Hazelcast Simulator is a high-performance, production-grade testing framework for running performance, stress, and latency tests on Hazelcast clusters. It allows you to simulate complex workloads and evaluate distributed systems in a realistic and reproducible manner.
Hazelcast Simulator is designed for:
- 
Validating new features. 
- 
Detecting regressions. 
- 
Measuring throughput and latency under varying loads. 
- 
Simulating real-world failures (such as network latency and node crashes). 
- 
Running tests against cloud-deployed Hazelcast clusters. 
Key capabilities
- 
Supports both throughput and latency-oriented testing modes. 
- 
Orchestrates tests across multiple clients and members, with configurable topologies. 
- 
Provides out-of-the-box support for static infrastructure. 
- 
Support for automatic provisioning of cloud infrastructure (currently for AWS). 
- 
Integrates with monitoring tools and profilers for system-level analysis. 
- 
Enables custom test logic with a flexible Java-based test API. 
Supported test types
Simulator enables the execution of a variety of performance test types:
- 
Load Tests: Combined throughput and latency under realistic load. 
- 
Max Throughput Tests: Identify system saturation points under increasing concurrency. 
- 
Latency Tests: Measure operation response time at fixed request rates. 
- 
Spike and Soak Tests: Evaluate short bursts and long-term stability. 
- 
Stress Tests: Push the system until failure to observe limits. 

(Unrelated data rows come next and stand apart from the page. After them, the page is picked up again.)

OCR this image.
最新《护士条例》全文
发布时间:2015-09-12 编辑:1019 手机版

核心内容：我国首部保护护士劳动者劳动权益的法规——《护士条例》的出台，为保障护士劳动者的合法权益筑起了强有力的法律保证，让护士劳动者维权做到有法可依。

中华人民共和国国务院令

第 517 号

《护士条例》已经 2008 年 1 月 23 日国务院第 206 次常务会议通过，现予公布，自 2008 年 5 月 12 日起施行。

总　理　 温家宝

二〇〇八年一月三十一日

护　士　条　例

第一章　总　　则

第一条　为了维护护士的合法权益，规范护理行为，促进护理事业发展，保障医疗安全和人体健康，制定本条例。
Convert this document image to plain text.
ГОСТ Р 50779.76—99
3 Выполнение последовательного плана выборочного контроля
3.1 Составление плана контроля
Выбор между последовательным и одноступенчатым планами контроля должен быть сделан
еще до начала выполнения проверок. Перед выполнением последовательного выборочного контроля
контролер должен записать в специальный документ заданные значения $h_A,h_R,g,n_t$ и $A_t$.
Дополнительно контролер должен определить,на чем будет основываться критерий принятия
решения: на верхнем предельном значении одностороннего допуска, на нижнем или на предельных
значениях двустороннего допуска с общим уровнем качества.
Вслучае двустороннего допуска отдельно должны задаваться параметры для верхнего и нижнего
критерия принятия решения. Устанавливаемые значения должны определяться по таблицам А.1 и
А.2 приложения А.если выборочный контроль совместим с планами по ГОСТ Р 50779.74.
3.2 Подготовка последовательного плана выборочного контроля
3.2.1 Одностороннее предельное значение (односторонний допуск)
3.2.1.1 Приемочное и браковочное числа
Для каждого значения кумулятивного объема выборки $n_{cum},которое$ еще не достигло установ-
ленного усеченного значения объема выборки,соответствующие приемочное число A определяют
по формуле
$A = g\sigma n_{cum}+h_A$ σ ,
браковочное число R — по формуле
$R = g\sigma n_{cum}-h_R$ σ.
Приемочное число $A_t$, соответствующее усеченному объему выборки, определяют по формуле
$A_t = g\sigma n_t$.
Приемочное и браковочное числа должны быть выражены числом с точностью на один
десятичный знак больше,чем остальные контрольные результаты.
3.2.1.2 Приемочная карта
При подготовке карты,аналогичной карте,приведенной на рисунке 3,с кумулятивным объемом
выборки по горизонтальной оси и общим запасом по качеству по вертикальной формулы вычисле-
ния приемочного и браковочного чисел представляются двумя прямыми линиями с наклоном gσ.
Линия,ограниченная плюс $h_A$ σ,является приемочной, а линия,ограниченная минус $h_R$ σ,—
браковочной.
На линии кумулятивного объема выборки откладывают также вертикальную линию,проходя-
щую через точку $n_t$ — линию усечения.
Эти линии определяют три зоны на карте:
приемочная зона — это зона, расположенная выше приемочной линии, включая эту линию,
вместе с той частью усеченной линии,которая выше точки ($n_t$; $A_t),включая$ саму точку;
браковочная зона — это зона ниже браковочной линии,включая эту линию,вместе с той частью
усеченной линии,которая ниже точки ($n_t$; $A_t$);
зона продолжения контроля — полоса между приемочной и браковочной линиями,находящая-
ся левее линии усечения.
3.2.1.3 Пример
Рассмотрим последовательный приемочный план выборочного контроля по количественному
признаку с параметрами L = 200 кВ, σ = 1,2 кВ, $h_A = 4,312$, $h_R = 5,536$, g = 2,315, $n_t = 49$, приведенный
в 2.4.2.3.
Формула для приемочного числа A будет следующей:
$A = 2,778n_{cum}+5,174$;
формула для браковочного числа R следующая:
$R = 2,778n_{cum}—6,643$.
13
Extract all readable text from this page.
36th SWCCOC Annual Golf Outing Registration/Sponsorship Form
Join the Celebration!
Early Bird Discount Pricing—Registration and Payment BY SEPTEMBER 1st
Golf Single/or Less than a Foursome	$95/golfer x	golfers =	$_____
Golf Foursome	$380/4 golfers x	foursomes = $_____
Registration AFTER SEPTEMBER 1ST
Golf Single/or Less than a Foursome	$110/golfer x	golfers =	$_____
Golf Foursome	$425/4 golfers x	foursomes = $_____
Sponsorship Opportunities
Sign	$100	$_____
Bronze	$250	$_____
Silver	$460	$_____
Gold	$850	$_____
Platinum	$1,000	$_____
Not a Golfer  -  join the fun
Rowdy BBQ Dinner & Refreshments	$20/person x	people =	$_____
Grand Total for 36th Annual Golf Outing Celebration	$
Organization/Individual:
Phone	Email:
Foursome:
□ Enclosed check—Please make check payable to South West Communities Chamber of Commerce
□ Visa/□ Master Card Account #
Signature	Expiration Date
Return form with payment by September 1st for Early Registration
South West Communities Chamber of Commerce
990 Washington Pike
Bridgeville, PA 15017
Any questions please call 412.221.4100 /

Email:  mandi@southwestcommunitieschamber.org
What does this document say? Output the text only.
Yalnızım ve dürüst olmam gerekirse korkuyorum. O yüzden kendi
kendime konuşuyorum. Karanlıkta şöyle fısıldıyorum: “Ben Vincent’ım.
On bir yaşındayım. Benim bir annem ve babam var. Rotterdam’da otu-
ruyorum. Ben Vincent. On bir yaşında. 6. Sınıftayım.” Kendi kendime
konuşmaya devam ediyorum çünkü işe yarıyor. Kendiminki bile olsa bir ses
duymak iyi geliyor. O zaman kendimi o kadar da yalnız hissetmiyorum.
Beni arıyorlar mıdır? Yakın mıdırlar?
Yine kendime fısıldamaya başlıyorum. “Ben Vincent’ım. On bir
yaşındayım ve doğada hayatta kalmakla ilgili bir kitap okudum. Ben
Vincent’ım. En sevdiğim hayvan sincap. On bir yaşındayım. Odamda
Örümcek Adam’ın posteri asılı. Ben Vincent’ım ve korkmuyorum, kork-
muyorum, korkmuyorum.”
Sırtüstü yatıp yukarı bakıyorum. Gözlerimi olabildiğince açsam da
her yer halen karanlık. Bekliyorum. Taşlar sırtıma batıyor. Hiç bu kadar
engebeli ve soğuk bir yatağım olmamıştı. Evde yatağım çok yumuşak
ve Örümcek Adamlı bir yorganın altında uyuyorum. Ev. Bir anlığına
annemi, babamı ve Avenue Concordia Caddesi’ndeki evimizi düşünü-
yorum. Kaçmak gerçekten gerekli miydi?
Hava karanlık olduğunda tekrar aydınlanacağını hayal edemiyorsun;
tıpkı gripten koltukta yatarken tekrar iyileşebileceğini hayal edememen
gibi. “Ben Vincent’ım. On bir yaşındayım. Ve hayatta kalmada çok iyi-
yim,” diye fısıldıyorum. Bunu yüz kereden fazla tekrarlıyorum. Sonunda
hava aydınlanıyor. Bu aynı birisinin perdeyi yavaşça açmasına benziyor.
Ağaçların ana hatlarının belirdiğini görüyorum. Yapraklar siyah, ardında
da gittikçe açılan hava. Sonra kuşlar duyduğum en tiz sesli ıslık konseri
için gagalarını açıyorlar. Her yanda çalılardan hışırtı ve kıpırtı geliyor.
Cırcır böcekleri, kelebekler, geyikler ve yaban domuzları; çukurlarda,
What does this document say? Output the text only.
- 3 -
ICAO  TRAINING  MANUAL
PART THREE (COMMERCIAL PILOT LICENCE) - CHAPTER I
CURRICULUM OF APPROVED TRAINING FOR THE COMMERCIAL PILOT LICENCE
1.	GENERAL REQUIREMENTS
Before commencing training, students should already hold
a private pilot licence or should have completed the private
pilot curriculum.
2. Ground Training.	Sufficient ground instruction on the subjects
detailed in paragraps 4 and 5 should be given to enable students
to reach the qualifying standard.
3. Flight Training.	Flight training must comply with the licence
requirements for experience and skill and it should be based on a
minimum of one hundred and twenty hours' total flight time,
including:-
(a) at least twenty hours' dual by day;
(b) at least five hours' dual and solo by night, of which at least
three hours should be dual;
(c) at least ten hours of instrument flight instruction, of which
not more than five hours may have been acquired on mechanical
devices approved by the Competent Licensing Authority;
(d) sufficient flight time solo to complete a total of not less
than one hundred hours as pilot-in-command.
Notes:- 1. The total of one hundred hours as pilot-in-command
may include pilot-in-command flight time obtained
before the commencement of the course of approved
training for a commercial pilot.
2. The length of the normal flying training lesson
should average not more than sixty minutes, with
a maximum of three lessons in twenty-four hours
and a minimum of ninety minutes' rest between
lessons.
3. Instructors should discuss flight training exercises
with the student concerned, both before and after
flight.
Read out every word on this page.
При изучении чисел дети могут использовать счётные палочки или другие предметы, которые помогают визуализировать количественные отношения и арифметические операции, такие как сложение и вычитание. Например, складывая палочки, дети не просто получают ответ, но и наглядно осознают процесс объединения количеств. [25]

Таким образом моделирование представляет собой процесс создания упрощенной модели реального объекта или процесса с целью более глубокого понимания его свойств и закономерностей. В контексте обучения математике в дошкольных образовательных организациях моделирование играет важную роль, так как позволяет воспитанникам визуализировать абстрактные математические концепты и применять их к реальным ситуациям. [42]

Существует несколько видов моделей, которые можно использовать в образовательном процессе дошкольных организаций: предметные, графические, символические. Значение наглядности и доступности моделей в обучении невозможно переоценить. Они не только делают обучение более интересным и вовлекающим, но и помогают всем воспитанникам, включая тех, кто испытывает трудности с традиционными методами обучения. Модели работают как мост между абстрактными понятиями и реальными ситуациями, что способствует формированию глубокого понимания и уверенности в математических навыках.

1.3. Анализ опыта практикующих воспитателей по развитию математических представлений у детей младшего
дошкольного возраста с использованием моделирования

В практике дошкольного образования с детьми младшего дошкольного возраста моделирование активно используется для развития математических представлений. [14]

Performance testing strategy
Before executing tests:
- 
Use a test plan to define test scope, goals, and configurations. 
- 
Choose appropriate machine types, network configuration, and topology. 
- 
Consider persistence, CPU, memory, and network bandwidth requirements. 
Executing tests:
- 
Start with a small cluster and progressively scale load by adjusting parameters such as threadCountandratePerSecond.
- 
Continuously monitor throughput ( TPS), latency percentiles, CPU utilization, memory consumption, and other relevant system metrics.
- 
Use Hazelcast Simulator’s latency measurement and ramp-up utilities to apply load in a controlled and reproducible manner. 
After executing tests:
- 
Analyze the collected metrics and logs to detect bottlenecks, stability issues, and scaling thresholds. 
- 
Compare observed results against the goals defined in the test plan and identify bottlenecks or deviations from the planned outcomes. 
- 
Conclude by shutting down or cleaning up all cluster instances and related resources to avoid interference with subsequent runs. 
Advanced features
- 
Network Latency Simulation: Inject delays between groups of machines. 
- 
CP Subsystem Testing: Configure CP member priorities using cp_priorities.
- 
Flight Recorder Integration: Enable JFR for profiling with member_args.
- 
Warmup/Cooldown: Configure warmup and cooldown periods to improve report accuracy.